String Quartet No. 3
1997, 10:30

String Quartet No. 3 is a set of variations on a structural theme that pervades all four movements. The composer used the computer for abstractly planning the composition, then interpreted numerical output in terms of his knowledge of string instruments. In stipulating an underlying structure, the composer starts with dimly envisioned goals, reads the computer output, and resubmits the input as long as is necessary until his esthetic goals are met. It is the feedback loop between the computer's algorithms and the living consciousness of the composer that shapes the work. However, the computer has no say in the overall form; it only computes materials for sections. The composer alone decides how to shape the musical form, by sequencing musical materials in time. In this way, the out-of time work is given over to automation, while the in-time flow of musical materials fully remains the composer's responsibility.

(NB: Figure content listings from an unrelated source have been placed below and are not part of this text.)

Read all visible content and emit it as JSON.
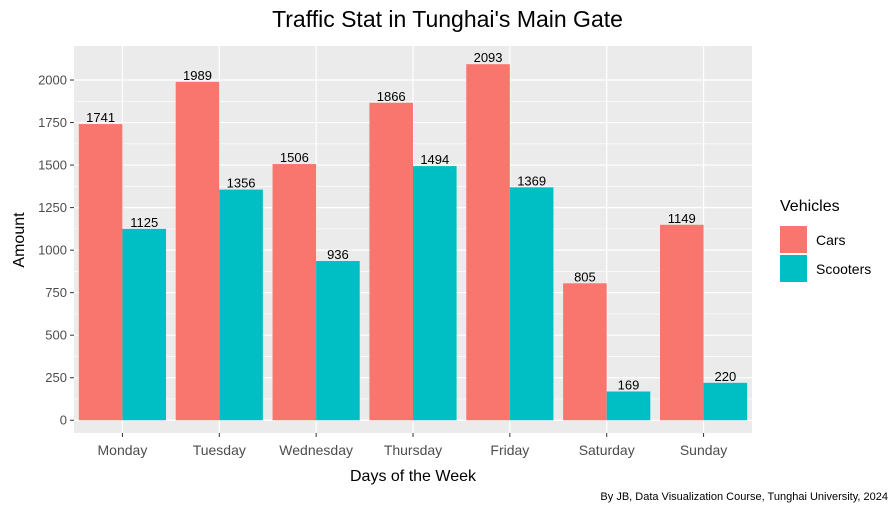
{
  "chart_data": {
    "type": "bar",
    "title": "Traffic Stat in Tunghai's Main Gate",
    "xlabel": "Days of the Week",
    "ylabel": "Amount",
    "caption": "By JB, Data Visualization Course, Tunghai University, 2024",
    "categories": [
      "Monday",
      "Tuesday",
      "Wednesday",
      "Thursday",
      "Friday",
      "Saturday",
      "Sunday"
    ],
    "series": [
      {
        "name": "Cars",
        "color": "#F8766D",
        "values": [
          1741,
          1989,
          1506,
          1866,
          2093,
          805,
          1149
        ]
      },
      {
        "name": "Scooters",
        "color": "#00BFC4",
        "values": [
          1125,
          1356,
          936,
          1494,
          1369,
          169,
          220
        ]
      }
    ],
    "ylim": [
      -75,
      2200
    ],
    "yticks": [
      0,
      250,
      500,
      750,
      1000,
      1250,
      1500,
      1750,
      2000
    ],
    "legend": {
      "title": "Vehicles",
      "position": "right"
    },
    "grid": true,
    "background": "#EBEBEB"
  }
}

In this quartet, each movement's structure is characterized by a difference in the number of independent voices, from 1 (movement I) to 4 (movement II). The more voices are used, the more the degree of freedom to interpret output during the creative process is reduced, so that the requirements for disciplined specification of input to the computer program are correspondingly increased. In the quartet, the change from 1 to 4 independent voices can be traced in the progression from movement I (1 voice) to III (2 voices) to IV (3 voices) to II (4 voices). Voices not computed by algorithm are derived from the computer output through the composer's interpretation.

In spirit, the quartet follows the composer's belief that structural decisions are fully sufficient to determine esthetic content. Working with stipulations, the composer trusts that his ability to design and plan musical progressions according to rules will yield esthetically relevant results, and that the unity of the material used will guarantee the integrity of the work as a whole. This belief was tested over a five-year period in which the many changes in the composer's life did not deter him from pursuing the work as planned. The work can be heard as a document testifying to the integrity of the musical mind unassailable by time passing, which is achieved by creating passages of time in a wholly symbolic medium.